ActuSF : Un petit mot sur la revue Héros. Elle aussi va évoluer. Peux-tu nous en rappeler le concept et nous dire ce qui va changer ?
Laurent Girardon : Héros, c'est d'abord un pari fou lancé début 2010 sur un genre éditorial très particulier : la littérature interactive ou livre-jeu déclinée sous formes de nouvelles à jouer, où toi, lecteur, tu es invité à lire et orienter ta propre aventure. Je suis né dans les années 1970, donc j'ai connu l'age d'or des folio LDVELH. Avec le recul, je me suis rendu compte que cette soi-disant  « sous-littérature » m'avait amené à lire... Je me suis renseigné sur l'actualité du livre-jeu, découvrant sur le web une formidable communauté (composée essentiellement de trentenaires comme moi), défendant bec et ongle le livre-jeu, abandonné et, avouons-le, carrément snobé depuis presque une décennie par les éditeurs français. J'ignore pourquoi tant les possibilités offertes par ce média sont immenses, surtout lorsque l'on assiste au gel éditorial que connaît l'imaginaire depuis quelque temps.
Plaisir ludique et rigueur littéraire, c'est que nous ambitionnons avec Héros. J'ai là aussi bon espoir que des auteurs confirmés se prêtent bientôt à cette littérature.

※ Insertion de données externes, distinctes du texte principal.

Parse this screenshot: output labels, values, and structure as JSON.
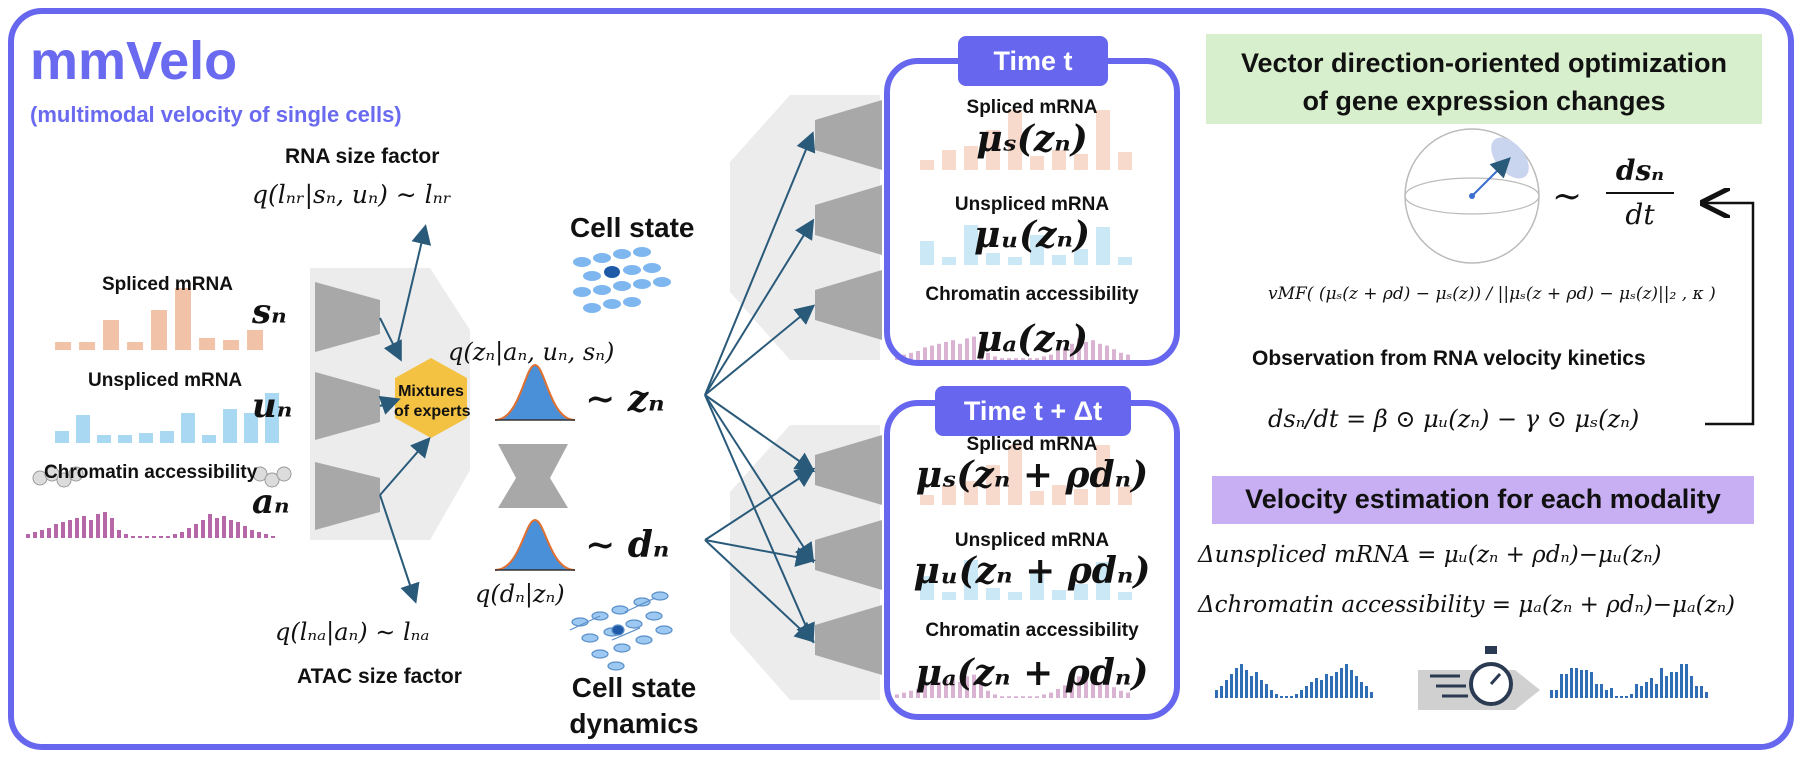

ActuSF : Même question sur les chiffres, à combien avez-vous vendu le premier numéro ?
Laurent Girardon : Une vraie belle surprise. Honnêtement, j'aurais été incapable de mesurer la niche prévisionnelle de Héros. Nous nous sommes lancés dans le flou total à ce niveau, s'assurant deux numéros à l'année pour limiter les risques – et arrêter rapidement si l'entreprise s'avérait être un fiasco. Nous avons tiré à 600 exemplaires et en avons placé et vendu 80%, ce qui était assez inespéré. Nos lecteurs sont de vrais passionnés, qui opèrent des feedbacks réguliers.

ActuSF : On a souvent l'impression que le jeux de rôle est dans une mauvaise passe et que la situation du livre "dont vous êtes le héros" est encore pire. Qu'en penses-tu ?
Laurent Girardon : Je ne suis pas d'accord. Le jeu de rôle et le jeu de plateau se portent relativement bien. J'ai eu l'occasion de m'y intéresser et d'étudier le marché – faussement sectaire – et franchement c'est un secteur en devenir, constitué d'une part de boîtes pros qui inondent régulièrement le marché (Edge, Asmodée...) et d'autre part de petites structures qui nourrissent des concepts plus indépendants. Là aussi, la communauté web des rôlistes est d'un engagement déterminant, alimentant les réseaux.
Même la presse, via le zine Casus Belli, retrouve un nouveau souffle.
Pour le Livre Dont Vous Êtes Le Héros, il faut nuancer. Gallimard ayant étrangement abandonné ses séries, se contentant de rééditions au compte goutte, l'offre du marché est indubitablement réduite mais la demande, elle, existe. C'est d'autant plus vrai que nous vivons une époque où l'interactivité est un concept plutôt vendeur pour les jeunes lecteurs, récalcitrants au livre classique. Dans ces conditions, la niche est quasiment vierge, et toute nouveauté est accueillie à bras ouverts. Si demain un gros éditeur, de la trempe de Bragelonne pour exemple, se penche sur le sujet avec une bonne campagne de pub, je prédis le carton assuré.

ActuSF : Quels sont vos prochains dossiers. Que pourra-t-on lire dans les prochains Black Mamba et Héros ?
Laurent Girardon : Pas encore de dossier dans Héros mais on y pense. Quant au  Black Mamba nouvelle génération (sortie mi-mars) il accueillera deux gros dossiers : l'un sur le phénomène incontournable de la Bit-lit et l'autre sur l'œuvre de Milton Caniff, créateur de Terry et les Pirates (réédité par BdArtiste), un travail titanesque que l'on doit à l'ami Claude Ecken.